This is not a new normal
In case you haven’t heard, over the past two days, two more young black men, Alton Sterling and Philando Castile, were killed by police officers. Mr. Sterling was shot by officers in Baton Rouge, LA, while pinned prostrate on the ground by the same officers. Mr. Castile was shot while attempting to get his license and registration after being pulled over for a broken tail light. Much understandable outrage has spilled onto the online sphere due to these two latest examples of institutional racism and over-militarization in the United States’ judicial system.
But we should not be surprised. According to statistics gathered by such groups as Campaign Zero, Mapping Police Violence, Fatal Force, and Killed By Police, Mr. Sterling and Mr. Philando were at least the 184th and 185th black men killed by police officers in 2016. Since the start of 2013, Mr. Sterling and Mr. Castile were at least the 1,812th and 1,813th persons of color killed by police officers.

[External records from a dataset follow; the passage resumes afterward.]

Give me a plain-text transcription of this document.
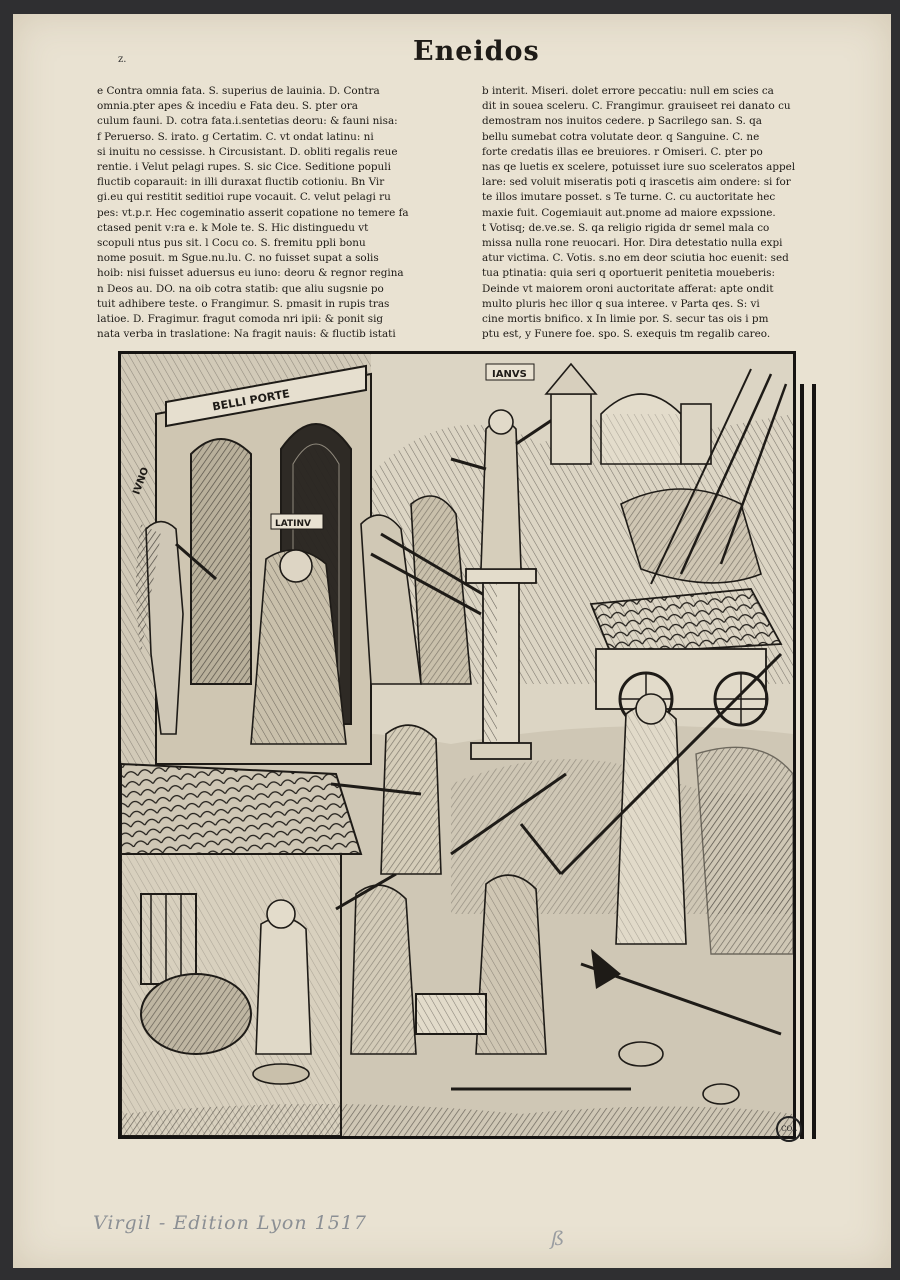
z.	Eneidos
e Contra omnia fata. S. superius de lauinia. D. Contra
omnia.pter apes & incediu e Fata deu. S. pter ora
culum fauni. D. cotra fata.i.sentetias deoru: & fauni nisa:
f Peruerso. S. irato. g Certatim. C. vt ondat latinu: ni
si inuitu no cessisse. h Circusistant. D. obliti regalis reue
rentie. i Velut pelagi rupes. S. sic Cice. Seditione populi
fluctib coparauit: in illi duraxat fluctib cotioniu. Bn Vir
gi.eu qui restitit seditioi rupe vocauit. C. velut pelagi ru
pes: vt.p.r. Hec cogeminatio asserit copatione no temere fa
ctased penit v:ra e. k Mole te. S. Hic distinguedu vt
scopuli ntus pus sit. l Cocu co. S. fremitu ppli bonu
nome posuit. m Sgue.nu.lu. C. no fuisset supat a solis
hoib: nisi fuisset aduersus eu iuno: deoru & regnor regina
n Deos au. DO. na oib cotra statib: que aliu sugsnie po
tuit adhibere teste. o Frangimur. S. pmasit in rupis tras
latioe. D. Fragimur. fragut comoda nri ipii: & ponit sig
nata verba in traslatione: Na fragit nauis: & fluctib istati
b interit. Miseri. dolet errore peccatiu: null em scies ca
dit in souea sceleru. C. Frangimur. grauiseet rei danato cu
demostram nos inuitos cedere. p Sacrilego san. S. qa
bellu sumebat cotra volutate deor. q Sanguine. C. ne
forte credatis illas ee breuiores. r Omiseri. C. pter po
nas qe luetis ex scelere, potuisset iure suo sceleratos appel
lare: sed voluit miseratis poti q irascetis aim ondere: si for
te illos imutare posset. s Te turne. C. cu auctoritate hec
maxie fuit. Cogemiauit aut.pnome ad maiore expssione.
t Votisq; de.ve.se. S. qa religio rigida dr semel mala co
missa nulla rone reuocari. Hor. Dira detestatio nulla expi
atur victima. C. Votis. s.no em deor sciutia hoc euenit: sed
tua ptinatia: quia seri q oportuerit penitetia moueberis:
Deinde vt maiorem oroni auctoritate afferat: apte ondit
multo pluris hec illor q sua interee. v Parta qes. S: vi
cine mortis bnifico. x In limie por. S. secur tas ois i pm
ptu est, y Funere foe. spo. S. exequis tm regalib careo.
BELLI PORTE
IVNO
LATINV
IANVS
COL
Virgil - Edition Lyon 1517
ß
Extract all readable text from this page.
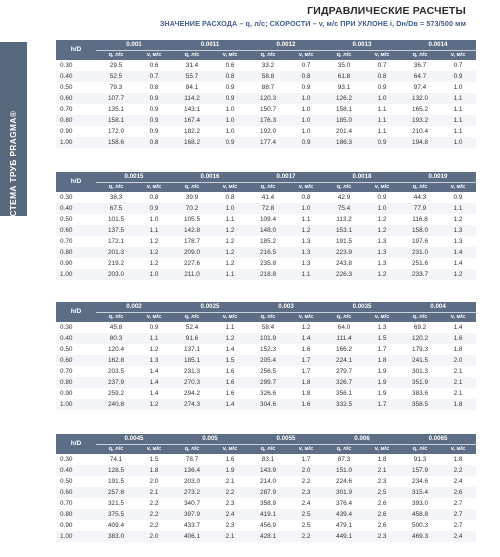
ГИДРАВЛИЧЕСКИЕ РАСЧЕТЫ
ЗНАЧЕНИЕ РАСХОДА – q, л/с; СКОРОСТИ – v, м/с ПРИ УКЛОНЕ i, Dн/Dв = 573/500 мм
СИСТЕМА ТРУБ PRAGMA®
h/D	0.001		0.0011		0.0012		0.0013		0.0014	
	q, л/с	v, м/с	q, л/с	v, м/с	q, л/с	v, м/с	q, л/с	v, м/с	q, л/с	v, м/с
0.30	29.5	0.6	31.4	0.6	33.2	0.7	35.0	0.7	36.7	0.7
0.40	52.5	0.7	55.7	0.8	58.8	0.8	61.8	0.8	64.7	0.9
0.50	79.3	0.8	84.1	0.9	88.7	0.9	93.1	0.9	97.4	1.0
0.60	107.7	0.9	114.2	0.9	120.3	1.0	126.2	1.0	132.0	1.1
0.70	135.1	0.9	143.1	1.0	150.7	1.0	158.1	1.1	165.2	1.1
0.80	158.1	0.9	167.4	1.0	176.3	1.0	185.0	1.1	193.2	1.1
0.90	172.0	0.9	182.2	1.0	192.0	1.0	201.4	1.1	210.4	1.1
1.00	158.6	0.8	168.2	0.9	177.4	0.9	186.3	0.9	194.8	1.0
h/D	0.0015		0.0016		0.0017		0.0018		0.0019	
	q, л/с	v, м/с	q, л/с	v, м/с	q, л/с	v, м/с	q, л/с	v, м/с	q, л/с	v, м/с
0.30	38.3	0.8	39.9	0.8	41.4	0.8	42.9	0.9	44.3	0.9
0.40	67.5	0.9	70.2	1.0	72.8	1.0	75.4	1.0	77.9	1.1
0.50	101.5	1.0	105.5	1.1	109.4	1.1	113.2	1.2	116.8	1.2
0.60	137.5	1.1	142.8	1.2	148.0	1.2	153.1	1.2	158.0	1.3
0.70	172.1	1.2	178.7	1.2	185.2	1.3	191.5	1.3	197.6	1.3
0.80	201.3	1.2	209.0	1.2	216.5	1.3	223.9	1.3	231.0	1.4
0.90	219.2	1.2	227.6	1.2	235.8	1.3	243.8	1.3	251.6	1.4
1.00	203.0	1.0	211.0	1.1	218.8	1.1	226.3	1.2	233.7	1.2
h/D	0.002		0.0025		0.003		0.0035		0.004	
	q, л/с	v, м/с	q, л/с	v, м/с	q, л/с	v, м/с	q, л/с	v, м/с	q, л/с	v, м/с
0.30	45.8	0.9	52.4	1.1	58.4	1.2	64.0	1.3	69.2	1.4
0.40	80.3	1.1	91.6	1.2	101.9	1.4	111.4	1.5	120.2	1.6
0.50	120.4	1.2	137.1	1.4	152.3	1.6	166.2	1.7	179.3	1.8
0.60	162.8	1.3	185.1	1.5	205.4	1.7	224.1	1.8	241.5	2.0
0.70	203.5	1.4	231.3	1.6	256.5	1.7	279.7	1.9	301.3	2.1
0.80	237.9	1.4	270.3	1.6	299.7	1.8	326.7	1.9	351.9	2.1
0.90	259.2	1.4	294.2	1.6	326.6	1.8	356.1	1.9	383.6	2.1
1.00	240.8	1.2	274.3	1.4	304.6	1.6	332.5	1.7	358.5	1.8
h/D	0.0045		0.005		0.0055		0.006		0.0065	
	q, л/с	v, м/с	q, л/с	v, м/с	q, л/с	v, м/с	q, л/с	v, м/с	q, л/с	v, м/с
0.30	74.1	1.5	78.7	1.6	83.1	1.7	87.3	1.8	91.3	1.8
0.40	128.5	1.8	136.4	1.9	143.9	2.0	151.0	2.1	157.9	2.2
0.50	191.5	2.0	203.0	2.1	214.0	2.2	224.6	2.3	234.6	2.4
0.60	257.8	2.1	273.2	2.2	287.9	2.3	301.9	2.5	315.4	2.6
0.70	321.5	2.2	340.7	2.3	358.9	2.4	376.4	2.6	393.0	2.7
0.80	375.5	2.2	397.9	2.4	419.1	2.5	439.4	2.6	458.8	2.7
0.90	409.4	2.2	433.7	2.3	456.9	2.5	479.1	2.6	500.3	2.7
1.00	383.0	2.0	406.1	2.1	428.1	2.2	449.1	2.3	469.3	2.4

I find it bewildering that people would still, at this point, not realize the depths of racism in the world, but then again I am often bewildered. Seeing such overt examples of institutional racism once again capture the public eye, however, I am compelled to plead again for all of us to lead explicit lives of anti-racism. Now, if you or people you love have personally experienced acts of racism, or if you have spent time studying or reflecting on the history of race relations, you may not need extra evidence for the United States. If you have grown up white, and thus necessarily privileged by the color of your skin, you have a higher likelihood of still being resistant to conceptions of institutional racism. Statistics, even definitive ones like this study–“Police fatally shoot unarmed black men at disproportionate rates“–may not prove to you the problem, or may seem like impenetrable conclusions that remain far away from your daily experience. As such, I offer my voice today, in hopes that it may pierce through whatever unconscious biases may hold you back from leading and accepting lives of anti-oppression, of anti-racism.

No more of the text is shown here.